DISCUSSION:
Easy access and low complication rates have resulted in the radial
artery being the most popular site for arterial cannulation. The most
common reported complication is temporary arterial occlusion with a mean
incidence of 19.7%(1). Serious ischaemic injury resulting from
permanent occlusion is, however, rare (mean incidence 0.09%) but the
potential consequences of necrosis and finger amputation are
significant(1). The benefits of monitoring with arterial catheterisation
are obvious but must be balanced against the associated risks and should
outweigh the potential harms. It has been shown that the incidence of
radial artery occlusion increases linearly with the ratio of outer
diameter of the arterial catheter to vessel lumen diameter. This may
explain the higher incidence in females and the preference for using
narrow lumen catheters(2, 3). Other risk factors include low body mass
index, advanced age, vascular disease, prolonged peri-procedural hypo-
and/or hypertension, vasopressor use, catheter composition, prolonged
catheter placement and excess trauma from multiple attempts at the same
site(4, 5). It is possible that risk factors, such as low body mass
index, advanced age, vascular disease and female gender, may have
contributed to the temporary occlusion in both patients outlined above.

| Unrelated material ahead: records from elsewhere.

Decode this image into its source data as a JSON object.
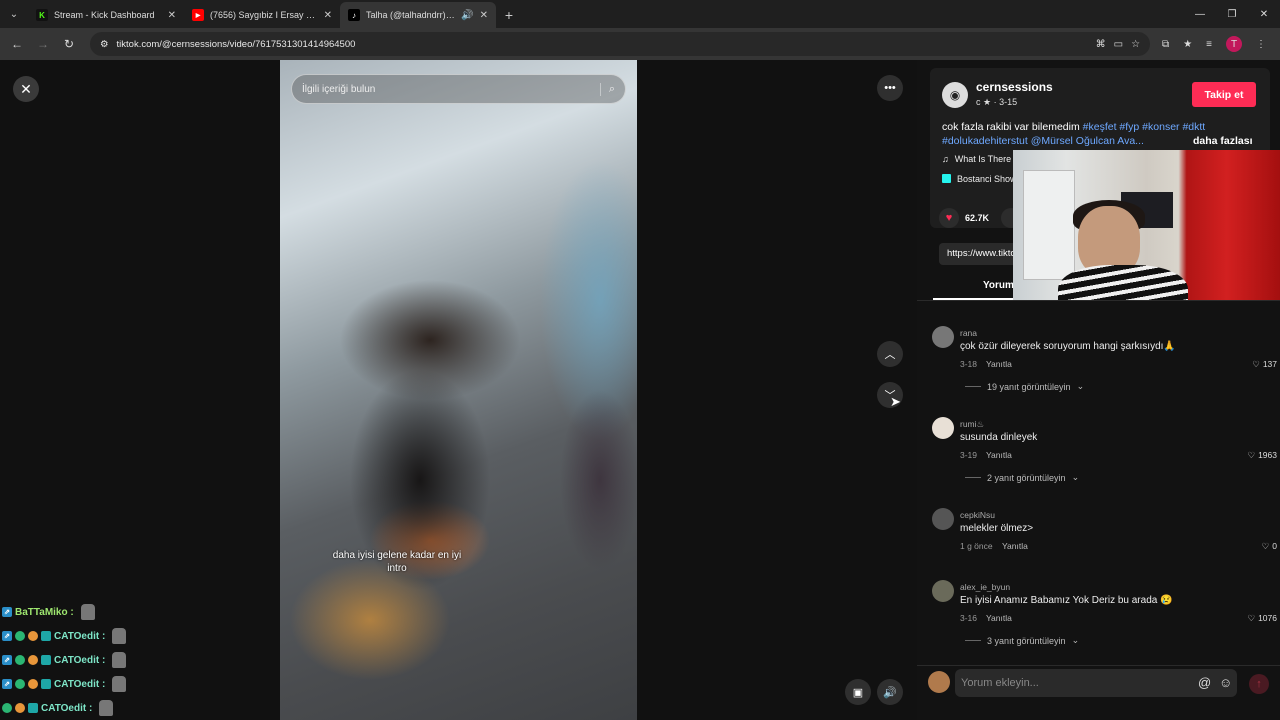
{
  "tabs": [
    {
      "title": "Stream - Kick Dashboard",
      "favicon": "K",
      "favicon_type": "kick"
    },
    {
      "title": "(7656) Saygıbiz I Ersay Üner, Gi",
      "favicon": "▶",
      "favicon_type": "youtube"
    },
    {
      "title": "Talha (@talhadndrr) | TikTok",
      "favicon": "♪",
      "favicon_type": "tiktok",
      "active": true
    }
  ],
  "address": {
    "url": "tiktok.com/@cernsessions/video/7617531301414964500"
  },
  "video": {
    "search_placeholder": "İlgili içeriği bulun",
    "caption": "daha iyisi gelene kadar en iyi intro"
  },
  "creator": {
    "avatar": "◉",
    "username": "cernsessions",
    "meta": "c ★ · 3-15",
    "follow_label": "Takip et",
    "desc_text": "cok fazla rakibi var bilemedim ",
    "desc_tags": "#keşfet #fyp #konser #dktt #dolukadehiterstut @Mürsel Oğulcan Ava...",
    "more_label": "daha fazlası",
    "music": "What Is There",
    "place": "Bostanci Show",
    "likes": "62.7K",
    "link": "https://www.tiktok.com",
    "comments_tab": "Yorumlar"
  },
  "comments": [
    {
      "user": "rana",
      "text": "çok özür dileyerek soruyorum hangi şarkısıydı🙏",
      "date": "3-18",
      "reply": "Yanıtla",
      "likes": "137",
      "replies": "19 yanıt görüntüleyin"
    },
    {
      "user": "rumi♨",
      "text": "susunda dinleyek",
      "date": "3-19",
      "reply": "Yanıtla",
      "likes": "1963",
      "replies": "2 yanıt görüntüleyin"
    },
    {
      "user": "cepkiNsu",
      "text": "melekler ölmez>",
      "date": "1 g önce",
      "reply": "Yanıtla",
      "likes": "0",
      "replies": ""
    },
    {
      "user": "alex_ie_byun",
      "text": "En iyisi Anamız Babamız Yok Deriz bu arada 😢",
      "date": "3-16",
      "reply": "Yanıtla",
      "likes": "1076",
      "replies": "3 yanıt görüntüleyin"
    }
  ],
  "comment_input": {
    "placeholder": "Yorum ekleyin..."
  },
  "chat": [
    {
      "user": "BaTTaMiko :",
      "style": "a"
    },
    {
      "user": "CATOedit :",
      "style": "b"
    },
    {
      "user": "CATOedit :",
      "style": "b"
    },
    {
      "user": "CATOedit :",
      "style": "b"
    },
    {
      "user": "CATOedit :",
      "style": "b"
    }
  ],
  "colors": {
    "accent": "#fe2c55",
    "tag": "#6ea8ff",
    "kick": "#53fc18"
  }
}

Radial artery occlusion (RAO) is the most frequent post-procedural
complication of transradial access in cardiac catheterisation(6). This
can have significant clinical implications, such as, precluding the use
of the ipsilateral radial artery for future procedures and as a conduit
for coronary artery bypass grafting or for arteriovenous fistula
creation in patients requiring haemodialysis. Therefore, prevention is
of upmost clinical importance. During radial haemostasis, complete
cessation of blood flow with “occlusive” compression promotes thrombus
formation and is a strong predictor of RAO (7). In the PROPHET trial ,
the ‘patent’ or nonocclusive haemostasis protocol, was compared with to
conventional pressure application for haemostasis after transradial
diagnostic coronary angiography. The patent haemostasis technique was
associated with a significant decrease in early (<24hour) RAO
rates from 12% to 5% and late RAO rates (30 days) from 7% to 1.8%
(8). Similarly, in the RACOMAP trial, patent haemostasis was performed
with a pneumatic compression device in which compression was guided by
mean arterial pressure (maintaining thereby flow within the radial
artery during haemostasis), demonstrating also a significant decrease in
RAO rates from 12.0% to 1.1% (9). Despite being simple and inexpensive
non-pharmacological method of preventing RAO, it requires significant
involvement of the nursing staff due to the need for repeated
oximetry-plethysmographic evaluation of radial flow and frequent
adaptation of the haemostatic pressure to ensure ongoing vessel patency.
As such, there is still limited adoption of the technique worldwide(10).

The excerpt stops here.